Встречаемся с Наташей Водяновой в баре парижского «Бристоля». Она только что открывала показ Стеллы Маккартни, так что все еще в образе и с подиумным макияжем. Она постится и просит приготовить ей вегетарианскую пасту, но когда эту пасту приносят, обижается как ребенок: «Но ведь это выглядит как baby food, а я же нормальный человек! Пусть шеф приготовит какой-нибудь вкусный соус, он же умеет!» Соня, которая в какой-то момент присоединяется к нам, заказывает большое блюдо с рыбой под каким-то пенным соусом – и выглядит в этот момент старше Наташи, у которой совсем детское обиженное лицо. Наташа уже несколько лет соблюдает диету по группе крови, в которую искренне верит. А я, похоже, больше не верю ни в одну чудодейственную диету, и даже водяновская лучезарная красота не манит меня в мою кровавую третью группу. Когда Наташа уходит, Соня меня спрашивает: «Почему так несправедливо устроено, что кто-то такой красивый, как она, а кто-то нет?» Ну вот, дожили. Там, где начинается сравнение, начинаются все женские комплексы и страдания. «Соня, не смей, ты самая красивая, ты похожа на себя и ни на кого больше». Она смотрит на меня недоверчиво и грустно: «Ты хоть видела, какая она худая?»

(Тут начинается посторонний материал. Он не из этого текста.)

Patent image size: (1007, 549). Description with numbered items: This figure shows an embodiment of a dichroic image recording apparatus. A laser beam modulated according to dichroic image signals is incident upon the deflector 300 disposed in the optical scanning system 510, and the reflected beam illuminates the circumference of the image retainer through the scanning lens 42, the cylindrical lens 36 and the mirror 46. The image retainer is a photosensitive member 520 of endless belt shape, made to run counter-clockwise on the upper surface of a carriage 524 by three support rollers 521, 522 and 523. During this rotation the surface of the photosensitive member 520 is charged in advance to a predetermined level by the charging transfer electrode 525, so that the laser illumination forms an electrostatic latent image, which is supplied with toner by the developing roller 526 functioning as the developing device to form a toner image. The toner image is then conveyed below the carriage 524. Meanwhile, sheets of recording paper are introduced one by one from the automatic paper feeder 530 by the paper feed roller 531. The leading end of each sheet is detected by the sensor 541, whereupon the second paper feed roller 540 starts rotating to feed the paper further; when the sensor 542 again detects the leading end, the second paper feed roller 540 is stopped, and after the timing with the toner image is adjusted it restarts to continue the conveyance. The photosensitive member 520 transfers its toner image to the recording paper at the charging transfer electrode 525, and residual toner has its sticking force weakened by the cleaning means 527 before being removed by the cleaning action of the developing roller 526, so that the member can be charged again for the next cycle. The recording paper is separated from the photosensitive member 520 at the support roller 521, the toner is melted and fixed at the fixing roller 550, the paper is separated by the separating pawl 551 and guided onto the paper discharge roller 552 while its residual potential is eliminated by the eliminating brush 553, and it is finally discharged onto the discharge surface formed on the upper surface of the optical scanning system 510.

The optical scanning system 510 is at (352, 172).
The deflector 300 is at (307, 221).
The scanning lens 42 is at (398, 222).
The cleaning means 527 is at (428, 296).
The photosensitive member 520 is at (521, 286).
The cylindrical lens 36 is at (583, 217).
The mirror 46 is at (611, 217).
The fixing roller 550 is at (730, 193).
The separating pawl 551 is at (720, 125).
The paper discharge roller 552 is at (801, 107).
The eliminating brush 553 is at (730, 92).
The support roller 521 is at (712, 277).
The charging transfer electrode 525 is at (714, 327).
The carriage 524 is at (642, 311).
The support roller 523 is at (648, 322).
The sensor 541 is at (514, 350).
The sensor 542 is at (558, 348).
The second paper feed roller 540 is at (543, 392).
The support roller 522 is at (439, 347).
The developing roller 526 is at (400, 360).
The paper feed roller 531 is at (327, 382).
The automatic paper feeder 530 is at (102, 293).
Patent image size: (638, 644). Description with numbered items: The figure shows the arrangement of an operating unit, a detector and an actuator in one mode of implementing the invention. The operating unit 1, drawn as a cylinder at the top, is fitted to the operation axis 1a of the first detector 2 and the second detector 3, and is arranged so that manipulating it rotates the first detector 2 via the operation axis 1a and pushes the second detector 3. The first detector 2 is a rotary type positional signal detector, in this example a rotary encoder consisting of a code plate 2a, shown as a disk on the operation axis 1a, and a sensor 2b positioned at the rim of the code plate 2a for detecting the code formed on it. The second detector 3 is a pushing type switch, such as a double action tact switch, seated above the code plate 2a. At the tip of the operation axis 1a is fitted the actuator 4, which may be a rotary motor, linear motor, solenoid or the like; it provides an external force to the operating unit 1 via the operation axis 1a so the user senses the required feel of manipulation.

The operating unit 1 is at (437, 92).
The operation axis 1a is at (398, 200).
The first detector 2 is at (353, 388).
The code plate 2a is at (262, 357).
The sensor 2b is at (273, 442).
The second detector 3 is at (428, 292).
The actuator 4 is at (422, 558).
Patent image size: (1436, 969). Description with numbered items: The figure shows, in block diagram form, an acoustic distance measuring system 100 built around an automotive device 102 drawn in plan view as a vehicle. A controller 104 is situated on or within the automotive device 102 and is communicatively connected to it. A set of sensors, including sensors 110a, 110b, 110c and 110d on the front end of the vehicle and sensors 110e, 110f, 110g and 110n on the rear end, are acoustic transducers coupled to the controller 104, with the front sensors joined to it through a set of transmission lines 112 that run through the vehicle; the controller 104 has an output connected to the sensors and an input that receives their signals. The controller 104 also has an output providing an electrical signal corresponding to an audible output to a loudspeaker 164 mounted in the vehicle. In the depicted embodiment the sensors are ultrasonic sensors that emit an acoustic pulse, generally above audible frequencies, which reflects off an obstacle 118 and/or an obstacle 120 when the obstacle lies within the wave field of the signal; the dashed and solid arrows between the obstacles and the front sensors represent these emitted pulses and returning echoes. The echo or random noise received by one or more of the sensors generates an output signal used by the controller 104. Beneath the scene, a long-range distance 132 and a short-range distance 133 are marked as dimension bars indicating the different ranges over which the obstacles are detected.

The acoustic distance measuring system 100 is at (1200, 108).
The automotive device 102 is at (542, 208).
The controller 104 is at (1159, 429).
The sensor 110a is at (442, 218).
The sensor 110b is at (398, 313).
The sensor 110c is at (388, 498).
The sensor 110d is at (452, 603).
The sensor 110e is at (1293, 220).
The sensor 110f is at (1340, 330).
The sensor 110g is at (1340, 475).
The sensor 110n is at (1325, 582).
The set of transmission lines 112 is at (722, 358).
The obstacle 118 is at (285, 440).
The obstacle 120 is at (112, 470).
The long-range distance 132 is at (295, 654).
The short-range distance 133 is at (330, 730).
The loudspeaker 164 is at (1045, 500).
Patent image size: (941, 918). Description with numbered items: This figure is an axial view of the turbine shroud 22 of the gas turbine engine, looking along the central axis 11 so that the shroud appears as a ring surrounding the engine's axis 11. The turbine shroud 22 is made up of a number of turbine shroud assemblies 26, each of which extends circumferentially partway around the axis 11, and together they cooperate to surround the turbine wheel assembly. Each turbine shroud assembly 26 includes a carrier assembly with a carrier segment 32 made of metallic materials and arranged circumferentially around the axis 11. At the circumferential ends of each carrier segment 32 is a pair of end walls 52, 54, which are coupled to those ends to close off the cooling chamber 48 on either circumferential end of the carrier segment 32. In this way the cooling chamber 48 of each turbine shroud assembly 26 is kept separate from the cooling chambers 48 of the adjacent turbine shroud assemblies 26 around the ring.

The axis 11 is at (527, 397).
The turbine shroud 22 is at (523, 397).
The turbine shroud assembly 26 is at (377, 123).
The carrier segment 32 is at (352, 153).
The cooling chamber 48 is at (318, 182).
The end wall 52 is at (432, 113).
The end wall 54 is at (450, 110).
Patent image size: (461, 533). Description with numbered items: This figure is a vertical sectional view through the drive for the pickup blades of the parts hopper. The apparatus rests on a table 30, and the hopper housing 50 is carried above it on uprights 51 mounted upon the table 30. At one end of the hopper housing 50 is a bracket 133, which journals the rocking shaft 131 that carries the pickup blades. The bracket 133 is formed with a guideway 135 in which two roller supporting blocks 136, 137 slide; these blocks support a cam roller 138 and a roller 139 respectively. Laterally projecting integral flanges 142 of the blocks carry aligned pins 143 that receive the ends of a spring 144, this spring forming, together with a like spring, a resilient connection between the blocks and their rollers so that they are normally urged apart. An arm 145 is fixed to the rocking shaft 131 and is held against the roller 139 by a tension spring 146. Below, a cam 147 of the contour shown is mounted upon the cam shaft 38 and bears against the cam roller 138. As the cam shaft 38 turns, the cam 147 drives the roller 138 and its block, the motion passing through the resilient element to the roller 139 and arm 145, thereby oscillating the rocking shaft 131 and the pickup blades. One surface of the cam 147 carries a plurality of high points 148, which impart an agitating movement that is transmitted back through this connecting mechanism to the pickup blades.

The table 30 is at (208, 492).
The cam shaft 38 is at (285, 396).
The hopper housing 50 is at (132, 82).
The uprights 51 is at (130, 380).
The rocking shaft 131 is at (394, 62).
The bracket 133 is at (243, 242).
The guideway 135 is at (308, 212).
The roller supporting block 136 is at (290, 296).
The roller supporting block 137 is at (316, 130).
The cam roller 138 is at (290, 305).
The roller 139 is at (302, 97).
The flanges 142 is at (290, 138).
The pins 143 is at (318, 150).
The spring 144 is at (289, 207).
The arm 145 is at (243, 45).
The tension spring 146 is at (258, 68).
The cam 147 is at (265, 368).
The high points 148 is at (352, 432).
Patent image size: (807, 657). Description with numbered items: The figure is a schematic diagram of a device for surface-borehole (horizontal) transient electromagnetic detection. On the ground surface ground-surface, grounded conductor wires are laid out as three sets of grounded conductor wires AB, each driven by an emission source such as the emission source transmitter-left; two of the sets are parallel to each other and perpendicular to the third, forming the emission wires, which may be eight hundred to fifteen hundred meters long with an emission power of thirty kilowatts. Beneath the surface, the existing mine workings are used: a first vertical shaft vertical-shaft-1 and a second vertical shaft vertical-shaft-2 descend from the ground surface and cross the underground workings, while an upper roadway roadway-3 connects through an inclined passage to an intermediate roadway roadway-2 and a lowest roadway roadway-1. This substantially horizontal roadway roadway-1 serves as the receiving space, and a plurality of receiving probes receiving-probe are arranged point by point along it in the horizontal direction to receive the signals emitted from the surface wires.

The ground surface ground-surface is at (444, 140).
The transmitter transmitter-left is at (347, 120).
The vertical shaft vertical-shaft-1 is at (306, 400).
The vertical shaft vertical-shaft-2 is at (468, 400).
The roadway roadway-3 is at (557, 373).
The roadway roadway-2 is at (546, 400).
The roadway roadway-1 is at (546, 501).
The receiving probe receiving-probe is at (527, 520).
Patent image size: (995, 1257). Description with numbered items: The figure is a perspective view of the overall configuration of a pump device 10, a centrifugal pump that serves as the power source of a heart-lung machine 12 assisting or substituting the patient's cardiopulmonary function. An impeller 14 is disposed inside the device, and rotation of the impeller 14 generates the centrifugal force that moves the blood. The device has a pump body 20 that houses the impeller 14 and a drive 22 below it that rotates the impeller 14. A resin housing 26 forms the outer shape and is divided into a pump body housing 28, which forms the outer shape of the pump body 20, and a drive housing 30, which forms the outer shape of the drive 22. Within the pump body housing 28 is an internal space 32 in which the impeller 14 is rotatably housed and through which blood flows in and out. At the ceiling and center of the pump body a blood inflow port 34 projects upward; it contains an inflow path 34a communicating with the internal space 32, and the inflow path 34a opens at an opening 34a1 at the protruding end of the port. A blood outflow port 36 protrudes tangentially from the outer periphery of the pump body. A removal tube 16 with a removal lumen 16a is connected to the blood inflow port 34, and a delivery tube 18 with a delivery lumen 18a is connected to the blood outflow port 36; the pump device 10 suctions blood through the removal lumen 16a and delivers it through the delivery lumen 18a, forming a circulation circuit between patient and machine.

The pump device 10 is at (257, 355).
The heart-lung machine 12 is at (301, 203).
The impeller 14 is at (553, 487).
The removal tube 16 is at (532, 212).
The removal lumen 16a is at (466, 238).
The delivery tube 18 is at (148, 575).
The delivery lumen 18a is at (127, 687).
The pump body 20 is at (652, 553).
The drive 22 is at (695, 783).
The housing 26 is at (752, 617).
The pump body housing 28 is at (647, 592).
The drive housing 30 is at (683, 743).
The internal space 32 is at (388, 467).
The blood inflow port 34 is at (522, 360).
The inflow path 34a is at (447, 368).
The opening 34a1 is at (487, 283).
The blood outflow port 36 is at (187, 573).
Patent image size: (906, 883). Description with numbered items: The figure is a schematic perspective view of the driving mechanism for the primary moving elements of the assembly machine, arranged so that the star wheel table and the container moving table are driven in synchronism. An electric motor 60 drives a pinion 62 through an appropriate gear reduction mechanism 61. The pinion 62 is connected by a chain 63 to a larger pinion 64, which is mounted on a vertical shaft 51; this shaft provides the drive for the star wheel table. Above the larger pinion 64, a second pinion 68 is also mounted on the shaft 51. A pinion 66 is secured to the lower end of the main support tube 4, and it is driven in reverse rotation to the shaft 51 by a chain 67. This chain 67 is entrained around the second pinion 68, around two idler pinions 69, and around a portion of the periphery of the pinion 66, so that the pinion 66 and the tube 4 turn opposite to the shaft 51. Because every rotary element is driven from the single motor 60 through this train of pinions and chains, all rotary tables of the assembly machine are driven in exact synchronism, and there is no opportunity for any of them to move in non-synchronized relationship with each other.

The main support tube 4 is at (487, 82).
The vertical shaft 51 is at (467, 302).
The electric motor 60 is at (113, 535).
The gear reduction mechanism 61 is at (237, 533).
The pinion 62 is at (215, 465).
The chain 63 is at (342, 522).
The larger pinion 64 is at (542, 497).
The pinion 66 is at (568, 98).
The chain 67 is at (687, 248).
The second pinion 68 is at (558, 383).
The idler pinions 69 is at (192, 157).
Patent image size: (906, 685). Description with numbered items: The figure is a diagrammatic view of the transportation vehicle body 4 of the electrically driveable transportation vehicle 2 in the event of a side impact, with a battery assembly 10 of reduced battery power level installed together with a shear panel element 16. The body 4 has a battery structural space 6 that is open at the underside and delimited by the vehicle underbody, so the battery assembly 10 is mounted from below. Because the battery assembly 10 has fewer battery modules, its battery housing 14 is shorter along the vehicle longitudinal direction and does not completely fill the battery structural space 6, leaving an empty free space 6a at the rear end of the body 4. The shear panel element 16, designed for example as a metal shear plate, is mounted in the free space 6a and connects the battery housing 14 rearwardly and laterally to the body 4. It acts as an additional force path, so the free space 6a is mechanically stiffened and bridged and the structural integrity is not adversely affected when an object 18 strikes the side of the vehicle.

Мне все труднее заставить себя ходить на обязательные светские тусовки. При этом отказывать я по-прежнему не научилась, хотя бесконечно учу коллег «высокой культуре отказа». Если мне звонят лично, у меня язык не поворачивается сказать: «Извините, не смогу». Говорю: «Да, обязательно, конечно, буду». И сама искренне верю, что буду. Но чем ближе час, тем отчетливее желание остаться дома. Та самая смесь свободной воли и лени, которая когда-то заставила меня, семилетнюю, развернуться на пустыре. Я спрашиваю у Сони: «А может, не ходить?». Она смотрит укоризненно: «Ну, мама, ты же пообещала». – «А если я вдруг заболела?» – «Но ты же не заболела!» В восьмидесяти случаях из ста я все-таки остаюсь дома. А если заставляю себя пойти, то, совершив обязательный ритуальный обход знакомых, сбегаю через полчаса. Это не связано с боязнью людей – с годами я все-таки научилась их не бояться и говорить с кем угодно и о чем угодно. Как будто я берегу энергию, которой и так мало осталось. Срабатывает какая-то защитная сила организма.
Любопытно, что я никогда не пью и не ем на тусовках – и это при всех моих съедобных страстях. Почему-то там мне совсем не вкусно, равно как и на больших ужинах с рассадкой. Я готова заплатить 500 евро за ужин вдвоем с Лешей в гастрономическом ресторане, но не пойти в тот же ресторан, если там официальный ужин ровно с тем же меню. Просто кусок в горло не пойдет. Все силы уйдут на что-то другое.
Мой психоаналитик, блестящий юнгианский психотерапевт Татьяна Ребеко, ворошит мои детские воспоминания. Она все время пытается показать мне, какой чудовищной, мучительной была жизнь моего отца в детском и в подростковом возрасте. Сын сосланного врага народа – еврея и рано умершей от рака матери. Наверное, она права, но папа всегда казался таким счастливым и легким человеком. При этом я вспоминаю последнюю строчку папиного машинописного текста, найденного мной после его смерти: «Если Бога нет, то ничто не имеет смысла. Абсолютно никакого смысла». А ведь он никогда не был верующим человеком, хотя говорил мне, что хотел бы им быть. Я так мало о нем знаю. Где он провел войну? (Где-то в Сибири, в эвакуации, но с кем, у кого, что за люди были рядом?) Знаю, что о нем после войны заботились его еврейские тетушки, но не помню их совсем. Какие-то имена и лица всплывают в тумане. Тетя Соня? Тетя Гиля? Тетя Броня? Почему я никогда не расспрашивала? Теперь спросить некого. А где моя бабушка, мамина мама Вера Дмитриевна, была в блокаду? Я помню ее рассказ про последний поезд из Ленинграда (согласно легенде, предыдущий, на который не удалось сесть, разбомбили) и встречу с мамой в какой-то деревне. Что за деревня? Где прошли пять лет войны? Почему мы в детстве так равнодушны к собственной истории?